Dr. G. Gary Kirchner is no stranger to controversy.
His three-year tenure as Lancaster County coroner has been marked by errors — he once imposed a $500 fine on himself for every future gaffe — and numerous highly publicized clashes with prosecutors and police.
But the 73-year-old retired surgeon's latest predicament, being charged with a felony by the state attorney general, likely spells the end of his short political career, the county GOP chairman said.
"I think it's going to be very difficult for him to win both the endorsement as well as the nomination to get himself elected," said David M. Dumeyer.
"His polling so far, in straw votes and interviews, has not been terribly strong. I suspect this may have a further effect on the committee's willingness to go ahead and endorse him," Dumeyer said.
Kirchner, reached this morning for comment, said he will remain in the two-way coroner's race through the May 15 primary.
"Oh sure. No reason not to," Kirchner said.
He declined to comment further, and referred questions to his attorney. The attorney, Emmanuel H. Dimitriou of Reading, was in court and unavailable for comment, his law office said.
Kirchner, of 610 Millcross Road in East Lampeter Township, was charged by the state Attorney General's Public Corruption Unit with unlawful use of a computer and criminal conspiracy with the reporters — the result of a lengthy statewide investigative grand jury.
Kirchner is alleged to have breached the security of the county's 911 system by giving Intelligencer Journal newspaper reporters illegal access to confidential police information.
It is not the first time he has come under fire. Kirchner's confrontations with the law-enforcement community started almost from the very moment he took office in January 2004.
He criticized the police and district attorney in a Sunday News interview that year by suggesting they were being too tight-lipped in certain ongoing criminal investigations.
Law-enforcement leaders, including District Attorney Donald Totaro, responded by saying Kirchner was providing too much information to the media, and suggesting he might have damaged some of their cases.
They wrote in a letter that he "has absolutely no training or experience in law enforcement" and went on to accuse him of jeopardizing crime-scene investigations, which had the "potential to allow criminals to escape justice."
The law enforcement officials cited specific examples, one in which they claimed Kirchner and his deputies "disturbed" a possible crime scene, and another in which he made statements to the media about the cause and manner of death before conducting an autopsy.
Kirchner acknowledged the mistakes — including an evidence mixup in a Manheim Township accident, the premature release of his ruling on a child's death in Warwick Township and compromising a Southern Regional Police investigation of bones found in a Conestoga garage by talking to the press — and apologized with letters to each of the police departments.
"... I have written separate apologies to those chiefs and have promised to levy a $500 fine against myself should it ever happen again," Kirchner wrote.
He added, "... Cut me a little slack; I am transitioning from 38 years of talking to a job that requires silence until permission."

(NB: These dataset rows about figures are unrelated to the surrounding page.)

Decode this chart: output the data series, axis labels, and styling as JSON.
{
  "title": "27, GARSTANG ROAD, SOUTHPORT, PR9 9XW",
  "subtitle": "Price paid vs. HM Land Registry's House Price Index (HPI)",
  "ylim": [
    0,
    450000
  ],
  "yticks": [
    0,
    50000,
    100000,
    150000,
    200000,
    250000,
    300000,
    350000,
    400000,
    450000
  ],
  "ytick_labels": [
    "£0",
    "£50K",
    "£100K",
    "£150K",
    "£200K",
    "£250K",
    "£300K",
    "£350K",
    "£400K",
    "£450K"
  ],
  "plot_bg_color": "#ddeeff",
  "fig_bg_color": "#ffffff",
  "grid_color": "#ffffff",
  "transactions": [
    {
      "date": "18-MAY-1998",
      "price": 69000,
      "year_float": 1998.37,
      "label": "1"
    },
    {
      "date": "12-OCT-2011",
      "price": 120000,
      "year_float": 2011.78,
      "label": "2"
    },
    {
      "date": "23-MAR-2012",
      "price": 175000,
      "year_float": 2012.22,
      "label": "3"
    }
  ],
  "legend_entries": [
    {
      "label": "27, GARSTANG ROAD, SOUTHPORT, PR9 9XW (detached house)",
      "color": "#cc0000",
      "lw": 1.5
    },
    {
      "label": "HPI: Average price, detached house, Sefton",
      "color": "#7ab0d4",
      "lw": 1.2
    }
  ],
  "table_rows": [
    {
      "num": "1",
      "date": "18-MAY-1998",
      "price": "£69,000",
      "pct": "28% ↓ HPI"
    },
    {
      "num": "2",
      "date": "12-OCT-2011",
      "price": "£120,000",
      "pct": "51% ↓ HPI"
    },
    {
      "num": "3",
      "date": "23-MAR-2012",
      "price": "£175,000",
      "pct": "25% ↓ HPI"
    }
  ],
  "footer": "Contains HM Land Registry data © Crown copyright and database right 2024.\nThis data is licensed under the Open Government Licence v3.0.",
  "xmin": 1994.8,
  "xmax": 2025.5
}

More recently, Kirchner came under fire for allowing the organs of a shooting victim to be harvested without an autopsy first. The district attorney, who was investigating whether murder charges would be filed in the case, called the move a mistake, and Kirchner acknowledged as much.
In November, Kirchner wrote in an e-mail to more than six dozen local officials that Totaro considers him an "enemy of law enforcement," but the two have made efforts recently to patch things up.
Even through the controversies, Kirchner has remained a strong advocate for upgrading the county's morgue and for better monitoring of the elderly.
Kirchner is in his first four-year term as coroner. He initially sought the office in 1999, but dropped out of the race when the county GOP endorsed Dr. Barry Walp for a fifth term instead.
He was drafted to run again in early 2003 — after the Republican Party had already endorsed its candidate, Dr. William Ives, for that year's primary.
Kirchner ended up winning in an upset, albeit a narrow one. He defeated the GOP's endorsed candidate by 457 votes out of more than 32,000 cast, according to newspaper records.
Kirchner ran unopposed in the fall 2003, and was elected coroner that November. He is seeking re-election this year, but faces a formidable opponent for the Republican Party's endorsement, Dr. Stephen G. Diamantoni.
In informal straw polls among most of the party's rank-and-file, Diamantoni, a former Lancaster City councilman and popular physician, is winning by a margin of more than 3 to 1. The GOP meets to endorse candidates on Feb. 13.
Dumeyer said he would prefer that Kirchner drop out of the race for party backing. He said the charges "raise a cloud over the whole issue, but it is still his decision what to do."
Kirchner retired from practicing surgery in December 1998 after more than 30 years.
He is a native of Lancaster, having grown up on Cabbage Hill. He attended Catholic schools in the city and later graduated from Lancaster Catholic High School. He graduated from Franklin & Marshall College in 1955, and Hahnemann University's medical school in 1959.
Kirchner also served as a lieutenant commander in the Navy Medical Corps in the late 1960s. He was assigned to the carrier U.S.S. Forrestal, serving in the Tonkin Gulf during Vietnam.